Dessen weiteres Repertoire, die Kontrolle oder das Erwürgen von Menschen, funktionieren inkonsistent nur dann, wenn die Entwickler damit die Story vorantreiben wollen. Eine fiktional stimmige Erklärung fehlt jedoch. Die gelenkte Linearität wird nicht durchgehend hinreichend verschleiert, Entscheidungen zu treffen bleibt eine Illusion, welche gelegentlich durchschaubar gemacht wird. Auch wenn eine Auswahl letztlich nichts ändert, überwiegend wird doch der Eindruck erweckt, auf Situationen eigenständig reagieren zu können. Dem Spieler wird zumindest die Entscheidung überlassen, ob eine tieftraurige Teenager-Jodie nach einer übel endenden Geburtstagsfeier einfach geht oder mit Hilfe von Aiden Rache an ihren Peinigern nimmt – auch wenn die Geschichte oder die Entwicklung der Charaktere unberührt ihren Weg geht, helfen in dieser Hinsicht die Aktivierung und Einbindung des Spielers, dem die Möglichkeit gegeben wird, selbst auf das Dargebotene zu reagieren.
Die Erzählung in steten Rückblenden mit steten Sprüngen in Zeit und Ort unter Rückgriff auf eine wild gemixte, leicht verwirrende episodische Struktur entpuppt sich in diesem Zusammenhang als Glücksgriff. Zeit, Ort, Aussehen aber auch Verhalten der Charaktere erlauben starke Kontraste, was gleichermaßen die Spielgeschwindigkeit betrifft. Das „Pacing“ wechselt sich in angenehmer Folge ab, ohne auf eine Grundspannung zu verzichten, ruhigeres Erkunden einer (un)sicheren, stets düsteren Umgebung wird nur durch eine kurze Ladezeit von wilder Flucht getrennt. Die erfolgreiche Reizabwechslung beschäftigt über das Spiel hinweg und hilft, die Logikfehler zu ignorieren. Erst sobald der Abspann läuft, entsteht mit etwas Abstand der Eindruck, dass Beyond eigentlich noch mehr zu sagen gehabt hätte oder hätte sagen müssen. Eine Fortsetzung verspricht die Endsequenz aber bereits jetzt, zumal ein prominent auftretender Antagonist aus dem „Jenseits“ mehrfach auftritt, aber ein (noch) austauschbares Monster ohne Hintergrund bleibt.
Neben dem Konflikt zwischen Wesen und Protagonistin wird eine zweite Front zwischen Jodie und ihrem Umfeld eröffnet, denn die als Hexe Gebrandmarkte hat kein leichtes Leben.
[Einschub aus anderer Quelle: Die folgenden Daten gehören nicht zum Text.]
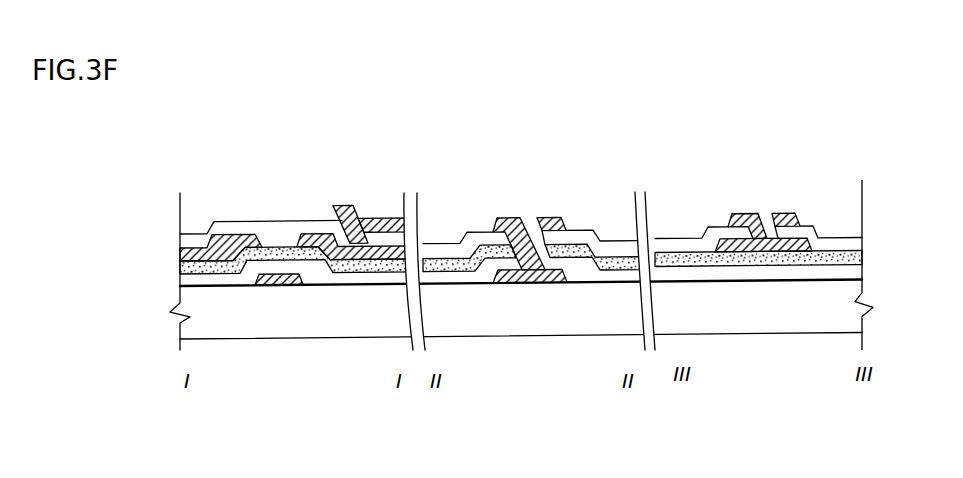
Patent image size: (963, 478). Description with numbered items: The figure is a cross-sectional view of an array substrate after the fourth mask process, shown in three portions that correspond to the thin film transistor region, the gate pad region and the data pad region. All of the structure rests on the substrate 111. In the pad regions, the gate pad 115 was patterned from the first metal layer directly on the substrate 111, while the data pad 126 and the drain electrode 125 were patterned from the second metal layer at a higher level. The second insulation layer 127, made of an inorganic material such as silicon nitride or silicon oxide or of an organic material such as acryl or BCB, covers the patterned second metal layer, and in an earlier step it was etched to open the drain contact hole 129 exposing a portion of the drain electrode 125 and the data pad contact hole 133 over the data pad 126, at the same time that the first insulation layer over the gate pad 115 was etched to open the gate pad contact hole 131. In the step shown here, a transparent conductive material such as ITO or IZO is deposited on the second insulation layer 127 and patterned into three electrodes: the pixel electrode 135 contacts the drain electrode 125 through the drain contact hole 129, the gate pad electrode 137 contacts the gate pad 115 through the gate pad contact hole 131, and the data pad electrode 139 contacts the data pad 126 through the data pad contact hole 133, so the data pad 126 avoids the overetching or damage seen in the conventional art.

The substrate 111 is at (512, 325).
The gate pad 115 is at (549, 274).
The drain electrode 125 is at (303, 230).
The data pad 126 is at (796, 250).
The second insulation layer 127 is at (238, 224).
The drain contact hole 129 is at (365, 226).
The gate pad contact hole 131 is at (528, 212).
The data pad contact hole 133 is at (764, 205).
The pixel electrode 135 is at (341, 206).
The gate pad electrode 137 is at (557, 222).
The data pad electrode 139 is at (788, 220).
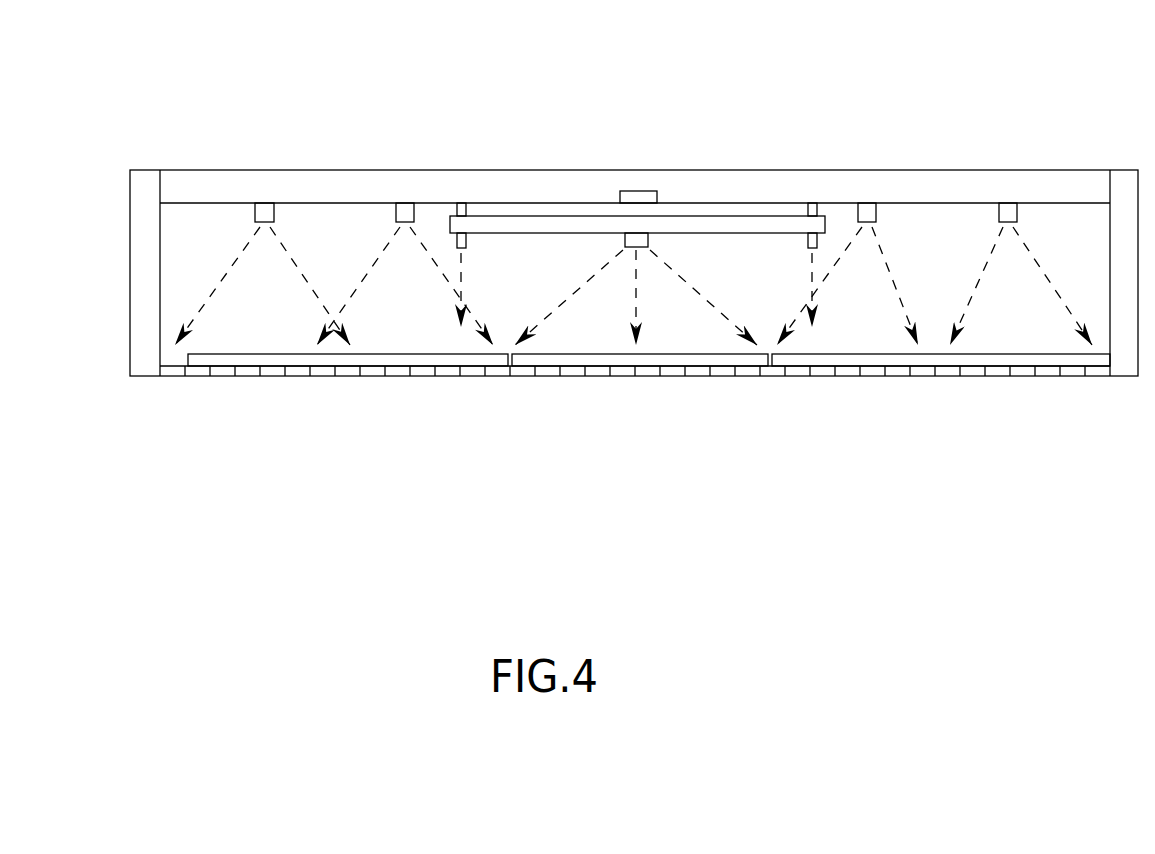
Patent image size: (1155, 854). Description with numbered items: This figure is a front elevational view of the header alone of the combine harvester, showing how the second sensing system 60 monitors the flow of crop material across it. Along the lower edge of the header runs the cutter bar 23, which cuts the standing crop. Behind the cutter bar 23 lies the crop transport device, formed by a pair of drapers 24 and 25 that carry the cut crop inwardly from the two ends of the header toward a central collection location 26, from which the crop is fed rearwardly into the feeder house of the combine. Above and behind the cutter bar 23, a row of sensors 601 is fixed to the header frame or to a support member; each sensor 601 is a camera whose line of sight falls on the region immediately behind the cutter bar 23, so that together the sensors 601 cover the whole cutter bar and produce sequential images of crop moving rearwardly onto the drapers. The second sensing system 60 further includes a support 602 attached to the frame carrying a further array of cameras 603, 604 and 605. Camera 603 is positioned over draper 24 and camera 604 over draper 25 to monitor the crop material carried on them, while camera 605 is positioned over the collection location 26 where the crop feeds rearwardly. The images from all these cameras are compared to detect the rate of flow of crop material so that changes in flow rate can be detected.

The second sensing system 60 is at (945, 242).
The sensor 601 is at (267, 210).
The support 602 is at (600, 223).
The camera 603 is at (466, 241).
The camera 604 is at (817, 243).
The camera 605 is at (641, 241).
The cutter bar 23 is at (698, 372).
The draper 24 is at (344, 357).
The draper 25 is at (873, 360).
The collection location 26 is at (568, 358).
Beides gehört zu den Punkten, die Anfangs prominent, aber zugunsten großer Explosionen und kitschiger Romantik in den Hintergrund rücken und letztlich undurchsichtig bleiben müssen. Eher ambivalent wird auch das Rollenbild, bei weiblichen Hauptfiguren eine vergleichsweise wichtiger Punkt, gehandhabt. Wirkmächtige Bilder klassischer Rollenverteilung – allein die unterschiedliche Größe der Geschlechter kann bezeichnend als Beispiel dienen – in gemischtgeschlechtlichen Auftritten werden durch Solo-Erscheinungen kontrastiert, die ein prinzipiell anders Bild zeigen. Auch hier folgt das Spiel jedoch keiner klaren Linie.